27 March 2015
Saudi Arabia and others must not use cluster munitions in Yemen
Saudi Arabia and all countries involved in the military action in Yemen, must not use cluster munitions
Unexploded BLU-97 submunitions present in a district of Sa’ada Governorate near the border of Yemen and Saudi Arabia in July 2013. Photo courtesy of the Executive Committee Office of the Houthi Administration.
On 30 March 2015, Arab News reported that a Saudi Arabia Defense Ministry spokesperson, Brig. Gen. Ahmad Al-Assiri, said: "We are not using cluster bombs at all", referring to military operations in Yemen. This was in answer to a question form Arab News, on whether cluster munitions were used during the airstrikes.
Geneva, 27 March 2015 -- The Cluster Munition Coalition (CMC) is urging Saudi Arabia as well as Bahrain, Egypt, Jordan, Kuwait, Morocco, Pakistan, Qatar, Sudan and United Arab Emirates to refrain from using any cluster munitions in the “Operation Decisive Storm” military action in Yemen, which began on 25 March.
The CMC calls on the 116 nations that are part of the Convention on Cluster Munitions to take immediate action in accordance with the Article 21 (2) of the Convention, to prevent any use of cluster munitions in Yemen or elsewhere.
“We urge Saudi Arabia and all countries involved in the airstrikes in Yemen to not use any cluster munitions,” Megan Burke, Director of Cluster Munition Coalition (CMC) said. “These weapons have been banned because they are indiscriminate and unreliable, causing major humanitarian problems and risks to civilians.”
Neither Yemen nor any of countries participating in “Operation Decisive Storm” have joined the Convention on Cluster Munitions, but they have voted for recent UN General Assembly resolutions expressing concern at the use of cluster munitions in Syria in 2013.
There is credible evidence that Saudi Arabia used cluster bombs in air strikes on Yemen’s northern Sada’a governorate in November 2009 when the Saudi Air Force conducted airstrikes and Saudi armed forces intervened on the ground. Cluster munition remnants from the 2009 airstrikes, including unexploded submunitions, have been recorded by a number of sources. In July 2013, Yemeni deminers photographed unexploded U.S.-made BLU-97 and BLU-61 submunitions.
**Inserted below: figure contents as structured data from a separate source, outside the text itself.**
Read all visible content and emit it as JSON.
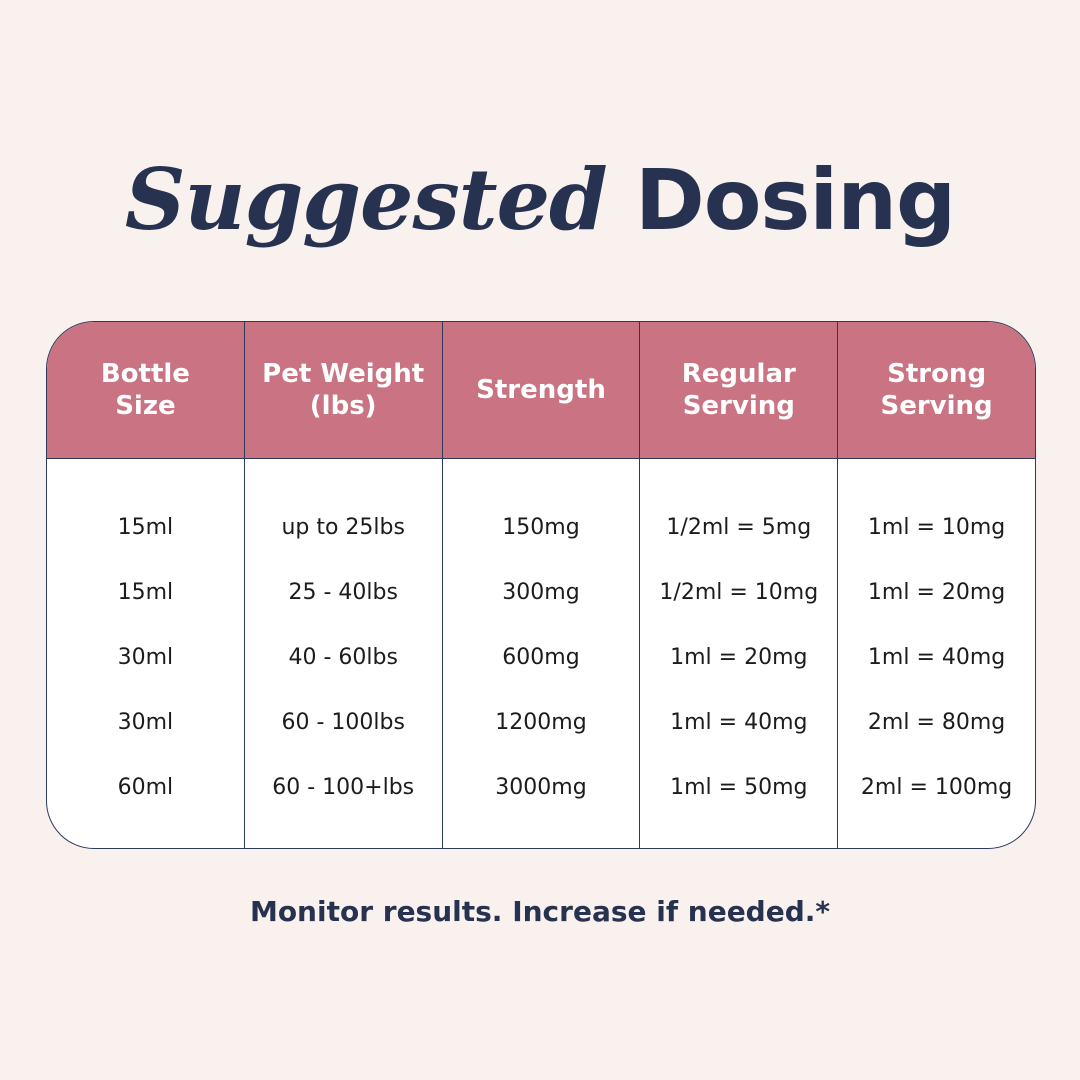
{
  "title": {
    "italic": "Suggested",
    "bold": "Dosing"
  },
  "table": {
    "columns": [
      {
        "header": "Bottle\nSize",
        "cells": [
          "15ml",
          "15ml",
          "30ml",
          "30ml",
          "60ml"
        ]
      },
      {
        "header": "Pet Weight\n(lbs)",
        "cells": [
          "up to 25lbs",
          "25 - 40lbs",
          "40 - 60lbs",
          "60 - 100lbs",
          "60 - 100+lbs"
        ]
      },
      {
        "header": "Strength",
        "cells": [
          "150mg",
          "300mg",
          "600mg",
          "1200mg",
          "3000mg"
        ]
      },
      {
        "header": "Regular\nServing",
        "cells": [
          "1/2ml = 5mg",
          "1/2ml = 10mg",
          "1ml = 20mg",
          "1ml = 40mg",
          "1ml = 50mg"
        ]
      },
      {
        "header": "Strong\nServing",
        "cells": [
          "1ml = 10mg",
          "1ml = 20mg",
          "1ml = 40mg",
          "2ml = 80mg",
          "2ml = 100mg"
        ]
      }
    ]
  },
  "footer": "Monitor results. Increase if needed.*",
  "colors": {
    "header": "#c97383",
    "text": "#26324f",
    "background": "#f9f1ee"
  }
}
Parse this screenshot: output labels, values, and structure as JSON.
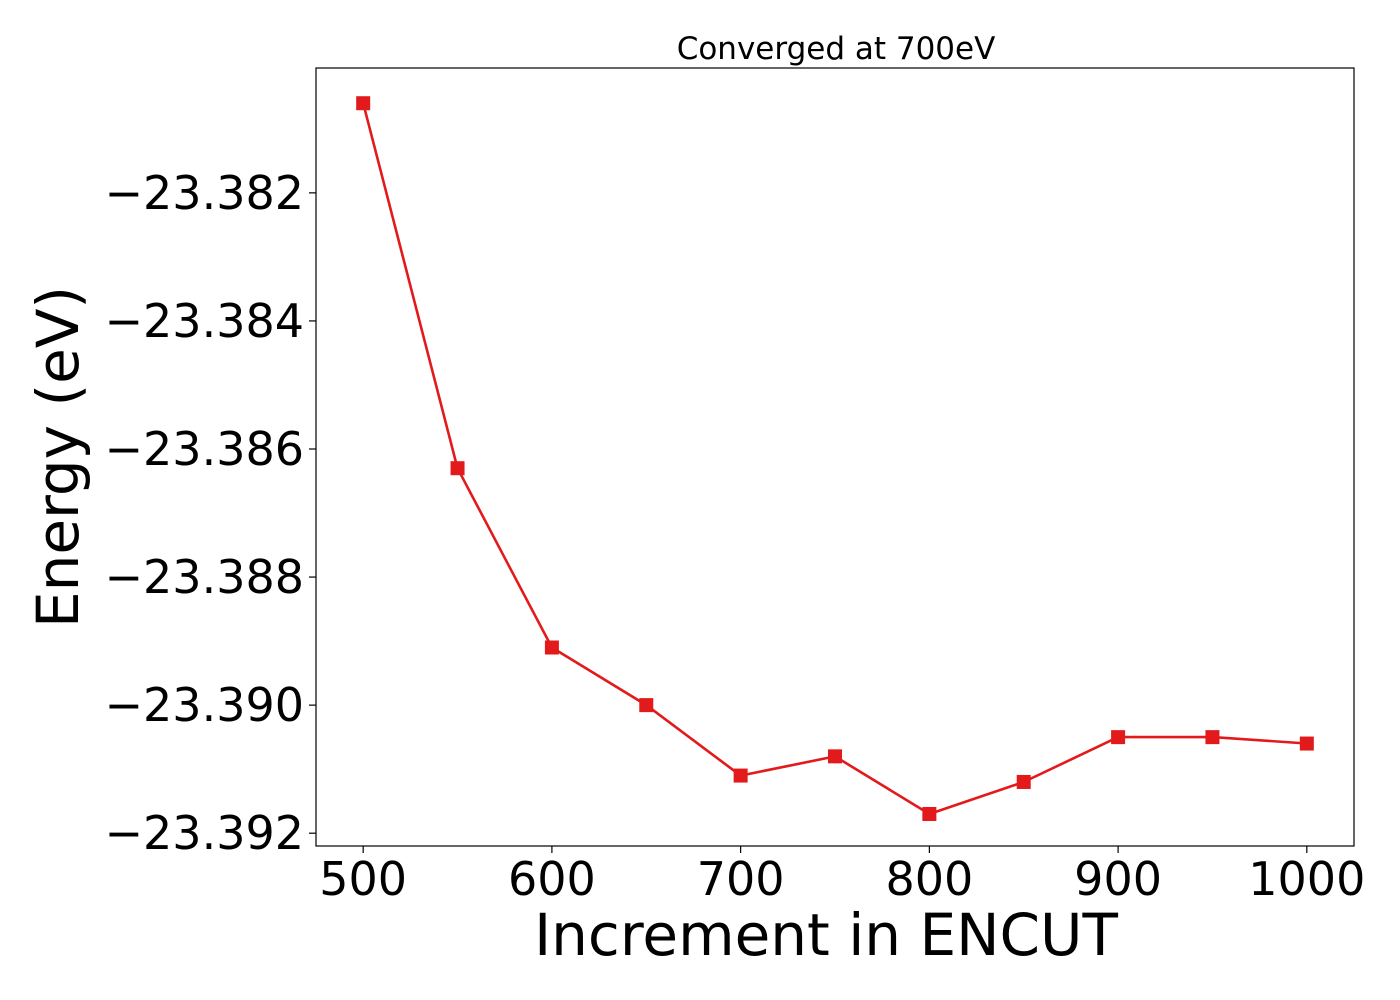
{
  "chart_data": {
    "type": "line",
    "title": "Converged at 700eV",
    "xlabel": "Increment in ENCUT",
    "ylabel": "Energy (eV)",
    "xlim": [
      475,
      1025
    ],
    "ylim": [
      -23.3922,
      -23.38005
    ],
    "xticks": [
      500,
      600,
      700,
      800,
      900,
      1000
    ],
    "xtick_labels": [
      "500",
      "600",
      "700",
      "800",
      "900",
      "1000"
    ],
    "yticks": [
      -23.382,
      -23.384,
      -23.386,
      -23.388,
      -23.39,
      -23.392
    ],
    "ytick_labels": [
      "−23.382",
      "−23.384",
      "−23.386",
      "−23.388",
      "−23.390",
      "−23.392"
    ],
    "grid": false,
    "legend": "none",
    "series": [
      {
        "color": "#e31a1c",
        "marker": "square",
        "x": [
          500,
          550,
          600,
          650,
          700,
          750,
          800,
          850,
          900,
          950,
          1000
        ],
        "y": [
          -23.3806,
          -23.3863,
          -23.3891,
          -23.39,
          -23.3911,
          -23.3908,
          -23.3917,
          -23.3912,
          -23.3905,
          -23.3905,
          -23.3906
        ]
      }
    ]
  }
}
In May 2014, VICE News published research including photos and video shot near the city of Sada’a, the capital of Sada’a governorate, showing numerous remnants of U.S.-made CBU-52 cluster bombs.
"After humanitarian catastrophe by cluster munitions in Syria recently, Lebanon and Iraq in the near past, Yemen and the Middle East as whole cannot bear the use of cluster munitions again," said Ayman Sorour, director of Protection, a CMC member. "Following human tragedy, cluster munitions have been banned, thus they should not be used by any country in military operation in Yemen or anywhere else." He added.
Yemen is believed to stockpile only cluster munitions of Soviet origin. U.S. export records show that Saudi Arabia has received significant exports of U.S. cluster bombs. Unless modified, Yemen’s Soviet supplied aircraft are not capable of delivering US-made cluster bombs and the Houthi rebels do not operate aircraft capable of using cluster munitions. All The other countries participating in “Operation Decisive Storm” are believed to stockpile cluster munitions except Morocco.
The CMC has conveyed its concerns and messages through letters to Saudi Arabia and all states that are involved in the military action in Yemen.
To date 116 states have joined the Convention on Cluster Munitions, of which 91 are States Parties. The last three countries to join the Convention are Palestine, Paraguay and Canada.